A Thanksgiving column
Am I thankful Walmart got thumbs down? Not really
Am I thankful that four members of the City Council voted to shoot down the Walmart expansion? Not really. I admire their chutzpah, and I enjoyed a tingle of schadenfreude when little ol’ Chico managed to bite the butt of the corporate world’s biggest bully, but I’m not sure the council’s decision would have made much of a difference to the shape and texture of the town whichever way it had gone. We’re talking about a single grocery store, after all.
That said, I don’t think much case can be made that the expansion was needed. Groceries are a zero-sum game. Chicoans aren’t going to buy more of them just because a new store has opened up, and who drives to another town to buy groceries? The ice cream would melt before you got home.
That means the total number of groceries sold—and grocery jobs—stays about the same. Walmart would have created jobs and business only by taking them from other local stores.
Nor do I buy the idea, touted by Walmart backers, that nixing the expansion will scare away other interested parties who’d like to build their own big boxes in Chico. They’ll look around at all the big-box stores the council has approved in recent years and understand that Walmart was a unique case.
I am thankful, however, for a couple of other things the council has done recently. One is the new bikeway from One-Mile to East First Street. It’s now the last leg of my commute through Lower Park to work every morning, and it makes the ride so much more enjoyable. Plus it ends virtually at the back door of the CN&R offices! Thanks, guys.
I’m also grateful for the roundabouts on Manzanita Avenue, and that the council was willing to listen to the folks who were opposed to putting a four-lane thoroughfare through there to connect Bruce Road and East Avenue. I live in the Pleasant Valley High School neighborhood and use Manzanita often, and I can attest that traffic moves through there very smoothly now.

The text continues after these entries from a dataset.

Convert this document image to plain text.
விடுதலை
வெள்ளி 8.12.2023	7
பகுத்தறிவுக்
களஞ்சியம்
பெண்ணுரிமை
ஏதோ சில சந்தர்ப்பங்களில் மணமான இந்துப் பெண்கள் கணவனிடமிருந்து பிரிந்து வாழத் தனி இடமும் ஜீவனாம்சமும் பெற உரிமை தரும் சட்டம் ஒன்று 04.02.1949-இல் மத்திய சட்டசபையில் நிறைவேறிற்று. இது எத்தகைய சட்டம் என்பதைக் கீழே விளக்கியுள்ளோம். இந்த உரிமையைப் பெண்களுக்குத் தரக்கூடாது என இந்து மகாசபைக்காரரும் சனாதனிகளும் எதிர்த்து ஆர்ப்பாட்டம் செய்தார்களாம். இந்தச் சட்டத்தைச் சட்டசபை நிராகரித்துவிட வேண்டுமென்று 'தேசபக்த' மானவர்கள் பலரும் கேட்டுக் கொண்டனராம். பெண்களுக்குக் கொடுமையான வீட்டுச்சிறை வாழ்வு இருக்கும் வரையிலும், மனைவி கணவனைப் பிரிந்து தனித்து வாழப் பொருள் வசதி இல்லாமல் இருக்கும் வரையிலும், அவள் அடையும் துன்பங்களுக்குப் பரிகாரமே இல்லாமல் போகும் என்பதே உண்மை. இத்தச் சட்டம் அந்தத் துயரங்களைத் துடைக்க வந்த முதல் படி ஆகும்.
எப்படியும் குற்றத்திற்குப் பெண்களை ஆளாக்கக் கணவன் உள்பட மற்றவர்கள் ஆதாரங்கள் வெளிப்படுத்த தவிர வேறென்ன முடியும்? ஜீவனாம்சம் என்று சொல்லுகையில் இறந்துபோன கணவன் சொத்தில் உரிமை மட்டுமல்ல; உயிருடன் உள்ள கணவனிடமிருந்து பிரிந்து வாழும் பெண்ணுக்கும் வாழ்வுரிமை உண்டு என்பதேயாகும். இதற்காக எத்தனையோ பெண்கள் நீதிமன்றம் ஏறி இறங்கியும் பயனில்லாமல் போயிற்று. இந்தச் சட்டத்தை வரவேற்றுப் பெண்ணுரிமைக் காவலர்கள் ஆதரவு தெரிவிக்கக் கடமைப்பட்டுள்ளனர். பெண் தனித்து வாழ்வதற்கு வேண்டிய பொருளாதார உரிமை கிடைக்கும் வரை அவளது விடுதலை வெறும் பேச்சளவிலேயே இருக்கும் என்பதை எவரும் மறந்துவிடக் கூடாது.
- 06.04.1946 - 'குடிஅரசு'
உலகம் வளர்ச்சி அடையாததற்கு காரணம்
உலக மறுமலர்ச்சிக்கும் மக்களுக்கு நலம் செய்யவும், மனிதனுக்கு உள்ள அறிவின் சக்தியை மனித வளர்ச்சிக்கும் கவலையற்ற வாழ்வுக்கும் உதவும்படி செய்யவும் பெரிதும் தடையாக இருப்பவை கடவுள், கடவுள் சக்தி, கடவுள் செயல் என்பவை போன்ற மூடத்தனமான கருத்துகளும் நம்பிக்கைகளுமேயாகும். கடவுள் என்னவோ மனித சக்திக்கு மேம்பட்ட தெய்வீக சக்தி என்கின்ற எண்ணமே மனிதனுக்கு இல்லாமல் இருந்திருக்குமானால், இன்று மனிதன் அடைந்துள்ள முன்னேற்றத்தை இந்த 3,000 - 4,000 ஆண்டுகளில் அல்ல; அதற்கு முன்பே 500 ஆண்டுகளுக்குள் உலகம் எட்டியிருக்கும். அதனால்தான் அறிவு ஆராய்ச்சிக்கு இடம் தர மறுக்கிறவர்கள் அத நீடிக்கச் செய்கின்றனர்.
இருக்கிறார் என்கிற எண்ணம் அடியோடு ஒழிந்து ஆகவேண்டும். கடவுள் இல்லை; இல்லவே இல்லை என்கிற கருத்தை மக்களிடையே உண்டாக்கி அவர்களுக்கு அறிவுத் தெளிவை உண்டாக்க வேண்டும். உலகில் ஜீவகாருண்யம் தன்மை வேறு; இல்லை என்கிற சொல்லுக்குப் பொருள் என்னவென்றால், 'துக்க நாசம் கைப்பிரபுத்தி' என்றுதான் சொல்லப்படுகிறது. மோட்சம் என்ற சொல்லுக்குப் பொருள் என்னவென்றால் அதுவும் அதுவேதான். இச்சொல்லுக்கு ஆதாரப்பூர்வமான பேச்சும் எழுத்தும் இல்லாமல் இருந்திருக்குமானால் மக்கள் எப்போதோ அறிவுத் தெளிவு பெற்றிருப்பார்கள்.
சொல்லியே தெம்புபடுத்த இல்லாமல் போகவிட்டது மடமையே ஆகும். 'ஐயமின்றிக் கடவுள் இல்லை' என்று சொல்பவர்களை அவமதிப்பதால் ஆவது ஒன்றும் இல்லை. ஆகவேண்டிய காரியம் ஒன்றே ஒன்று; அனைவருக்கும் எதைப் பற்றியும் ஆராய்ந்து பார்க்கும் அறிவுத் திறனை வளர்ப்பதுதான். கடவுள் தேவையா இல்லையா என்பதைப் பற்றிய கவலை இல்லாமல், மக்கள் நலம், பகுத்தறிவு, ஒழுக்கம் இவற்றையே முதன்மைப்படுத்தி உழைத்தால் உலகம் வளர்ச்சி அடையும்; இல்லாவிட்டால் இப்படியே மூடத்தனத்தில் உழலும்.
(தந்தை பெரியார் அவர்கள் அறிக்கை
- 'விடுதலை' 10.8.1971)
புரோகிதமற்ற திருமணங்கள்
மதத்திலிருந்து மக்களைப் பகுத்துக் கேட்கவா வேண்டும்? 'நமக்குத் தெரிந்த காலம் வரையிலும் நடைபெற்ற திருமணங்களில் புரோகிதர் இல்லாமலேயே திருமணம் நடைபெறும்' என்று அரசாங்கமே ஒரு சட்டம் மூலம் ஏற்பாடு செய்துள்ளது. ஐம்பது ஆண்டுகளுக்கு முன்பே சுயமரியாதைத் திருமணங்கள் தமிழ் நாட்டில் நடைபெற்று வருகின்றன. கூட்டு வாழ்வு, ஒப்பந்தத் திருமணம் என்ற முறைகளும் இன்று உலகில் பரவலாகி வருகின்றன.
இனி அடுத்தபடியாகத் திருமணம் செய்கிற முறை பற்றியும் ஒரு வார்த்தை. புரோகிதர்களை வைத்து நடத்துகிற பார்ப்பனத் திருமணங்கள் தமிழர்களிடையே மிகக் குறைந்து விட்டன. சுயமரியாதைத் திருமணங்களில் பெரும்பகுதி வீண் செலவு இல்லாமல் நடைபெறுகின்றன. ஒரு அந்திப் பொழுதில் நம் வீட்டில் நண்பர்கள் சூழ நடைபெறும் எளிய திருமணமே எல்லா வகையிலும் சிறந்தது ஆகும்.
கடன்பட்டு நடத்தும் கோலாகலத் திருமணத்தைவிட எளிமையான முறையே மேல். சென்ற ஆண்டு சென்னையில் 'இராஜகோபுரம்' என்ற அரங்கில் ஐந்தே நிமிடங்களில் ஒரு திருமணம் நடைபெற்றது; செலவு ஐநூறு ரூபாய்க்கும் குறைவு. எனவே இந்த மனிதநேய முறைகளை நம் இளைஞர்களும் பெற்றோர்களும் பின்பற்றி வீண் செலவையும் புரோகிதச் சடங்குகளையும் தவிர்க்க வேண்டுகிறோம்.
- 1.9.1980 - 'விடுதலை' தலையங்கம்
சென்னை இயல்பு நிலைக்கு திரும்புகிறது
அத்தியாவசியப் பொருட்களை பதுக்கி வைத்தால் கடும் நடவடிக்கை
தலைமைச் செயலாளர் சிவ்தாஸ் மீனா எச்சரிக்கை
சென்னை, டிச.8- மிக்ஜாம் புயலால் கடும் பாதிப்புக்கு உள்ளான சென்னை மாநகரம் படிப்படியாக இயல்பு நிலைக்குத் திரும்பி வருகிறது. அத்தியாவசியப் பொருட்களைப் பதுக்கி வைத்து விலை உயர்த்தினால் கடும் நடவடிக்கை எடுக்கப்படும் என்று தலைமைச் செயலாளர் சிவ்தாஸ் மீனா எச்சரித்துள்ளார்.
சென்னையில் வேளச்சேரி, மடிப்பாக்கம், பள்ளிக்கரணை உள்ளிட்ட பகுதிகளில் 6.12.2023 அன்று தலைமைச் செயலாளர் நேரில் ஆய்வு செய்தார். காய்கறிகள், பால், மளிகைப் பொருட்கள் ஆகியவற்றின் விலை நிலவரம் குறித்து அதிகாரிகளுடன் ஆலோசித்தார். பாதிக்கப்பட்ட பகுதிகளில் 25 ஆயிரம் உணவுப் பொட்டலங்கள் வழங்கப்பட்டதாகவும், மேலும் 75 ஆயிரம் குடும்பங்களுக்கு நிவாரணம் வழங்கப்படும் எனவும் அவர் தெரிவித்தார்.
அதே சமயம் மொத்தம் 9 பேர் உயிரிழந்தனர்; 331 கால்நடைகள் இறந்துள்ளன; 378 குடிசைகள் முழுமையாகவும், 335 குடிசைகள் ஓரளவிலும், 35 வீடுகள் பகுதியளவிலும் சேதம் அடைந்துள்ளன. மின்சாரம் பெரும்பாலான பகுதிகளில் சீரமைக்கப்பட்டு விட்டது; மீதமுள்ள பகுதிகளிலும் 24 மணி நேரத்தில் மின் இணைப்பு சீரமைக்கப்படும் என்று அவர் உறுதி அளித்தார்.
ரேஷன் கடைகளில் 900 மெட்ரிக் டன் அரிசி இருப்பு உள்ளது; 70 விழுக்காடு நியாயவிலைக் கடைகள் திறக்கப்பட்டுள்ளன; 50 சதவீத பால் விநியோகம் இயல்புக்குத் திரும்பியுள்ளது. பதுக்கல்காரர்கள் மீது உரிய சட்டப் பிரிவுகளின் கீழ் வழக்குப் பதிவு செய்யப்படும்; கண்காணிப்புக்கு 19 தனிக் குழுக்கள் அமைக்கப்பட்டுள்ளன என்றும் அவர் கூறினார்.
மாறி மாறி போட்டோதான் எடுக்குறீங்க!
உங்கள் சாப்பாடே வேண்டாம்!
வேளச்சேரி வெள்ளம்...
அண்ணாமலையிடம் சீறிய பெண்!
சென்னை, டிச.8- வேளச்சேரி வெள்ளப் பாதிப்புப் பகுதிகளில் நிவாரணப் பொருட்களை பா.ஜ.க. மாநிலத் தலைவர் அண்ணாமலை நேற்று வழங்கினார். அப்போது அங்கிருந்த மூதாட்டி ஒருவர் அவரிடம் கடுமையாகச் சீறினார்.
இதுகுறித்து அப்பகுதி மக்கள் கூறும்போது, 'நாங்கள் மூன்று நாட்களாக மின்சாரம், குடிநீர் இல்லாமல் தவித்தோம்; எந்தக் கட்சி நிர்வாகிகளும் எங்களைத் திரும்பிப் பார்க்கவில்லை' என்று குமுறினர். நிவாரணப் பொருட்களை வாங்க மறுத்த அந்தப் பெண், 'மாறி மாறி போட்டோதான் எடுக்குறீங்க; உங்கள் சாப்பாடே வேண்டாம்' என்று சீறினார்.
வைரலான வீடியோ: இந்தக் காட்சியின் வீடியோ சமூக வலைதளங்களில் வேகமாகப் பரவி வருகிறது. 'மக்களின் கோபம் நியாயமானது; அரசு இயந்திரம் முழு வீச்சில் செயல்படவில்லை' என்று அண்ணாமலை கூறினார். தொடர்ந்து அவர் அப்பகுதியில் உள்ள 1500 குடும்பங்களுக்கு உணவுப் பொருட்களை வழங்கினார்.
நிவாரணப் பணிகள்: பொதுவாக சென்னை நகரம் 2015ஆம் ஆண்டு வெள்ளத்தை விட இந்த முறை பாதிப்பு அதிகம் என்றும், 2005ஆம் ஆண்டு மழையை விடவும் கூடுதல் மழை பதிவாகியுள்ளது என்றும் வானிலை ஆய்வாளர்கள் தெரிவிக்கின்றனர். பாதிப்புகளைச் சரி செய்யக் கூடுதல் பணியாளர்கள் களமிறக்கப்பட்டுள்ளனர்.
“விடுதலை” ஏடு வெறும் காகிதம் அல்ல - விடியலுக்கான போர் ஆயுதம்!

Brian Mickelson, a city traffic engineer, told me the roundabouts pose a problem for the occasional drunk driver but otherwise are highly popular, judging by calls to City Hall. The long rush-hour queues to get through the Vallombrosa intersection are a thing of the past, he said, and there hasn’t been a single T-bone crash since the roundabouts went in.
I’m also grateful for this column. It’s a rare privilege to be able to speak so directly to so many North State readers. I keep that thought in mind every time I sit down to write it, and look forward to getting your responses, whether pro or con.
It’s Thanksgiving, so readers will forgive me, I hope, if I also mention something that has nothing to do with them but means everything to me—that is, how thankful I am for my wife, Denise Fleming, who is beautiful and talented beyond measure and who challenges me in all the good ways; and my kids, Evan, Sophie and Liam Speer, three people who make me proud to be their dad.